When I showed my husband my new ID, he almost busted his gut. “What the ____?” he said between cackles. “Nobody could’ve thought that was okay.” He’s right. It’s completely and utterly ridiculous, but if my badge is the worst part of my job, then I think I’ll be okay. At least I no longer share a staff restroom with men.

School portrait day happened a week or so ago. Never in life have I so much appreciated the school portrait photographer and his expertise in telling me, “Chin down. Tilt your head to the left.” After the first shot he said, “You have a glare on your glasses. I’m going to take another one.” I had to laugh on the inside, but my smile this time was genuine. He even allowed me the courtesy of approving the photo before I returned to class—classy.
Recently I read a Business Insider article about “Snapchat dysmorphia,’ a form of body dysmorphic disorder and a disturbing new phenomenon where people seek cosmetic surgery to look more like their filtered selfies. I found myself shaking my head, but at the same time, I wondered—Is it the flawed reality of my badge that bothers me the most? I consider my own question. Although I have no plans to see a surgeon, I realize that I, too, have succumbed to the allure and the societal norm of the filtered photo. For the past year at least, all of my profile pictures on social media are selfies, all taken via Snapchat to soften the flaws and enhance what God gave me. Magazines, advertisements, and professional photographers have airbrushed photos for years, so I’m not sure where I’m going with this.

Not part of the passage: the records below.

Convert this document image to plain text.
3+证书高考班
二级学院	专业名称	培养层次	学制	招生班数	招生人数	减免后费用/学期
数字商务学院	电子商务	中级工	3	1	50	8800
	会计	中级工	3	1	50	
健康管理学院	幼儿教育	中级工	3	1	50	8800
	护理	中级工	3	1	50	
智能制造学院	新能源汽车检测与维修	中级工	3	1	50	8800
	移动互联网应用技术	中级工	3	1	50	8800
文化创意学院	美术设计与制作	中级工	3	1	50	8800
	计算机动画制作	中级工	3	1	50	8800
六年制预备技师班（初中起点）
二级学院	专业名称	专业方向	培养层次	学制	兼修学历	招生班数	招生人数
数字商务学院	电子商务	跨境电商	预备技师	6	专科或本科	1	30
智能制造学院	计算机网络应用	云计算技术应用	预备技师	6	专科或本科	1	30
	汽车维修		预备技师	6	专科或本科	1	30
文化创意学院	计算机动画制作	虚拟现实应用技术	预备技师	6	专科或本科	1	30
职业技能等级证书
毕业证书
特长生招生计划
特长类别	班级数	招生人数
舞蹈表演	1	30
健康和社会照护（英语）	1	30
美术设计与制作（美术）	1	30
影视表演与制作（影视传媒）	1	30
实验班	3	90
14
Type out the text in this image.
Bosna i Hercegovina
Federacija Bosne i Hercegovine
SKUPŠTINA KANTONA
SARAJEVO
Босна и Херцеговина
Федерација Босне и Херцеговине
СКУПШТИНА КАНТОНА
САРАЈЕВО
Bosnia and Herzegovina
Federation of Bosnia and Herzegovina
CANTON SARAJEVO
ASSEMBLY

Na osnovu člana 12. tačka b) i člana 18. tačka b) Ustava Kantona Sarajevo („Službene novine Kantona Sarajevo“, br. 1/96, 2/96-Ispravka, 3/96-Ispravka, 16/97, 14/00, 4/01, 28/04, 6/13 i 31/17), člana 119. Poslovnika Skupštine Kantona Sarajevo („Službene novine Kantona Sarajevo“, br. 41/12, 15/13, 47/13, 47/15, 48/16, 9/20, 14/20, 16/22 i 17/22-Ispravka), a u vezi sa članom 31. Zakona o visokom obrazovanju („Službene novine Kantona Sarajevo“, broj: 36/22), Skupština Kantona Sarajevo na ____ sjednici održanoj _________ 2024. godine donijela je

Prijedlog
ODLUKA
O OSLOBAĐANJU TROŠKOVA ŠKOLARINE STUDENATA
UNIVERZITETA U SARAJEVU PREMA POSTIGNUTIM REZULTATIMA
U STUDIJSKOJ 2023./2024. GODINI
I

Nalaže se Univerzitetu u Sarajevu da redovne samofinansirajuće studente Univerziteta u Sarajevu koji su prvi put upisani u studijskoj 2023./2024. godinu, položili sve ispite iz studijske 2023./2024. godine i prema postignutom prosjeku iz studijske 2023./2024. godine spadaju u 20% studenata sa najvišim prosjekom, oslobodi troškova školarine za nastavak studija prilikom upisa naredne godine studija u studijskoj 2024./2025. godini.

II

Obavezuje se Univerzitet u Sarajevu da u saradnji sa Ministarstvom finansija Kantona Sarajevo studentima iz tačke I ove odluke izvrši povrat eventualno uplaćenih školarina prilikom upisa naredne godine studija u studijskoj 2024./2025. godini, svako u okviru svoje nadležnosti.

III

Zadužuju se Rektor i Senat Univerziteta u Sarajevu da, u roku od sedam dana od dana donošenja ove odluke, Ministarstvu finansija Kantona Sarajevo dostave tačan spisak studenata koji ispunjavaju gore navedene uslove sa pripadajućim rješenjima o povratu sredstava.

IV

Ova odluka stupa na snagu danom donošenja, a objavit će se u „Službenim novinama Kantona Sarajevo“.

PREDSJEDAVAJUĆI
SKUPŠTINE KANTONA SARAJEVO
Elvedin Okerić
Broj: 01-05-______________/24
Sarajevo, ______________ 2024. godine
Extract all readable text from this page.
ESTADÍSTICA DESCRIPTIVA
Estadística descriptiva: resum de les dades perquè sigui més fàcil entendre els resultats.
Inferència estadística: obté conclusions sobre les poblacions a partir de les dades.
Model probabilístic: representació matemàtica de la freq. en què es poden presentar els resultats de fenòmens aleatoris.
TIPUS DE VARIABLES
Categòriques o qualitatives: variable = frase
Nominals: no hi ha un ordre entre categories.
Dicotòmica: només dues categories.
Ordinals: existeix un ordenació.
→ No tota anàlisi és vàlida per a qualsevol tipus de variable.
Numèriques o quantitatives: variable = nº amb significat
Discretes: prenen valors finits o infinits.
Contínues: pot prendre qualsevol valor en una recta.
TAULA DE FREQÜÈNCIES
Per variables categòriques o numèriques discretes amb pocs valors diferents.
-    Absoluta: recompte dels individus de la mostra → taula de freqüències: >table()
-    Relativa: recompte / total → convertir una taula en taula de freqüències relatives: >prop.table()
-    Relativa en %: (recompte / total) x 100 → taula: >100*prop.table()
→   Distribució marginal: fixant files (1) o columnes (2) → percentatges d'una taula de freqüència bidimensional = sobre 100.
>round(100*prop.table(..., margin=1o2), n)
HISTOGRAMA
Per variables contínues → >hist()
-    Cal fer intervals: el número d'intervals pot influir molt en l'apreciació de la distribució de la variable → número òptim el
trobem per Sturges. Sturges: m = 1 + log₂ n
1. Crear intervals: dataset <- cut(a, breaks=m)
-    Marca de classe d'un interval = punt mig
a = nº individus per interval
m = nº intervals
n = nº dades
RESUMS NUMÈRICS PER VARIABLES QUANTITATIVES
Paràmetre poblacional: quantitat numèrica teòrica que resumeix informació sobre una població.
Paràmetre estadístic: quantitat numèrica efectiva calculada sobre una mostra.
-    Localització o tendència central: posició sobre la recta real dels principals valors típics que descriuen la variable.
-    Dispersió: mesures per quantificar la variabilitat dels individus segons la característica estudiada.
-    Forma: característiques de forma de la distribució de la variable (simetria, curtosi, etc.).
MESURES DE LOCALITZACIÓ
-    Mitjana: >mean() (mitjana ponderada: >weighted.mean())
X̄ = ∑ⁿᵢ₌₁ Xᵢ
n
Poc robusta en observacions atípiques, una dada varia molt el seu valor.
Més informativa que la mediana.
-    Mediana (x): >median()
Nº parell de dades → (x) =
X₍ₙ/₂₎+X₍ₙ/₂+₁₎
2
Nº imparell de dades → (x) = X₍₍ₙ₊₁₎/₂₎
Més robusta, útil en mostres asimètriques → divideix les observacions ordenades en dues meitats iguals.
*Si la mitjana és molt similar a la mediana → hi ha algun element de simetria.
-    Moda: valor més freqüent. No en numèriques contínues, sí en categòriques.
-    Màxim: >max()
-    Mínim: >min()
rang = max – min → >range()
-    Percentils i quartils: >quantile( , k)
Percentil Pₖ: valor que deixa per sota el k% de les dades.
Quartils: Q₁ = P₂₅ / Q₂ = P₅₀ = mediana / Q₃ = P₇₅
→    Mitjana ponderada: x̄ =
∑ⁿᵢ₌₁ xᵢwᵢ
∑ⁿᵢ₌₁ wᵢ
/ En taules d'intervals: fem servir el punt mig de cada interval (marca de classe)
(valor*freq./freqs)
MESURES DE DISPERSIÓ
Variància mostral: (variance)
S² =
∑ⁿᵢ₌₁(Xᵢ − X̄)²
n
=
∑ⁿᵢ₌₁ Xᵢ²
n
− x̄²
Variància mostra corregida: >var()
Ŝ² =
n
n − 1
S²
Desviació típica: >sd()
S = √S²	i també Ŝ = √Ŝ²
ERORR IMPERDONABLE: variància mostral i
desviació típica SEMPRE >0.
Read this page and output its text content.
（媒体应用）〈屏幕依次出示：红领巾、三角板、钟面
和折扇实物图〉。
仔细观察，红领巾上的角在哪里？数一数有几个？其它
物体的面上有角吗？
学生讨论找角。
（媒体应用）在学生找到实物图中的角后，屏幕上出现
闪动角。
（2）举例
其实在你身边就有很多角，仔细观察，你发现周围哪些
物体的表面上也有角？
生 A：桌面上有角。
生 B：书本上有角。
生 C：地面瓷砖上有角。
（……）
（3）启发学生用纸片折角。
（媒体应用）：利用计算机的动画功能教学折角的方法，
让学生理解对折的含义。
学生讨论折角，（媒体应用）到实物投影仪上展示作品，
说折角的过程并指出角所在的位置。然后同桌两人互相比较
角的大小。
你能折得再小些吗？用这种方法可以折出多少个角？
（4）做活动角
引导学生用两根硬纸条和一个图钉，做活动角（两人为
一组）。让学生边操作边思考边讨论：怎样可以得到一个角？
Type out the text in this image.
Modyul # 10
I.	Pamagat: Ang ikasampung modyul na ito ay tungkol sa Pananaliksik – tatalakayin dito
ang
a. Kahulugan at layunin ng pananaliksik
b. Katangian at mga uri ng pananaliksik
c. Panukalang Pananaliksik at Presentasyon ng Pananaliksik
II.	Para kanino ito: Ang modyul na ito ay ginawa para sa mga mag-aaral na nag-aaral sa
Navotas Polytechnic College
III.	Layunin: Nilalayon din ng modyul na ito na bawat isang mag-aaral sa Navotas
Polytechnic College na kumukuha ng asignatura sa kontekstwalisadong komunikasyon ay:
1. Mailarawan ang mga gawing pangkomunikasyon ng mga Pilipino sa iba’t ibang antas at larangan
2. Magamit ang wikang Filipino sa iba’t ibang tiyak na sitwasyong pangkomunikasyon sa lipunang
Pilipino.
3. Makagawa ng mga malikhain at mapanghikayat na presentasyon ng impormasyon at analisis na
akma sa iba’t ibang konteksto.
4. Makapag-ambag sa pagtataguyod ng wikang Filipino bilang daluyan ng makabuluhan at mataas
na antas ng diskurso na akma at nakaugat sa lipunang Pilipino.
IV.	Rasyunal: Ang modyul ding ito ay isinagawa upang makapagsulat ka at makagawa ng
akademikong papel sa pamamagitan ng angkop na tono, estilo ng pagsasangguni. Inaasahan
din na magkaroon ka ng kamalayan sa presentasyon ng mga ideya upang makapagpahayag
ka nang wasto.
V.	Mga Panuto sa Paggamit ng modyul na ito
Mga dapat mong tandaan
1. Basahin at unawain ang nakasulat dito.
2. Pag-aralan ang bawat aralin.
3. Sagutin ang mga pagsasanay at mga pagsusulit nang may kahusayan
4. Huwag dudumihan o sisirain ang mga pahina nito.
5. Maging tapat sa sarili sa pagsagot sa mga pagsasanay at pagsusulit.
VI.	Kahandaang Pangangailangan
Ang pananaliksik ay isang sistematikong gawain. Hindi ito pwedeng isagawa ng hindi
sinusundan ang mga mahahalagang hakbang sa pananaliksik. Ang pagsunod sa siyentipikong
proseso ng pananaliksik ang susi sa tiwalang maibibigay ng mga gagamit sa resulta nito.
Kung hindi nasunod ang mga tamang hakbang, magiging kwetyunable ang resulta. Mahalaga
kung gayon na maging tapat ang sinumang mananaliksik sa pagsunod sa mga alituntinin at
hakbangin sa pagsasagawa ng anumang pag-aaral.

Will I quit using Snapchat?
Doubtful.
Will I stop taking selfies?
Probably not.
Would I want people to know I filter my photos?
Sure. Why not?
We all keep up appearances, and why? Because who we are isn’t good enough? Or because we have secrets to hide? Because we have a point to prove? And to whom? Others? Ourselves?
I don’t have all the answers, mostly more observations and more questions:
Don’t our flaws make us human? More relatable? More empathetic? When the worst is laughable, is it really that bad? And when the worst is cryable, isn’t it healthier to share the burden?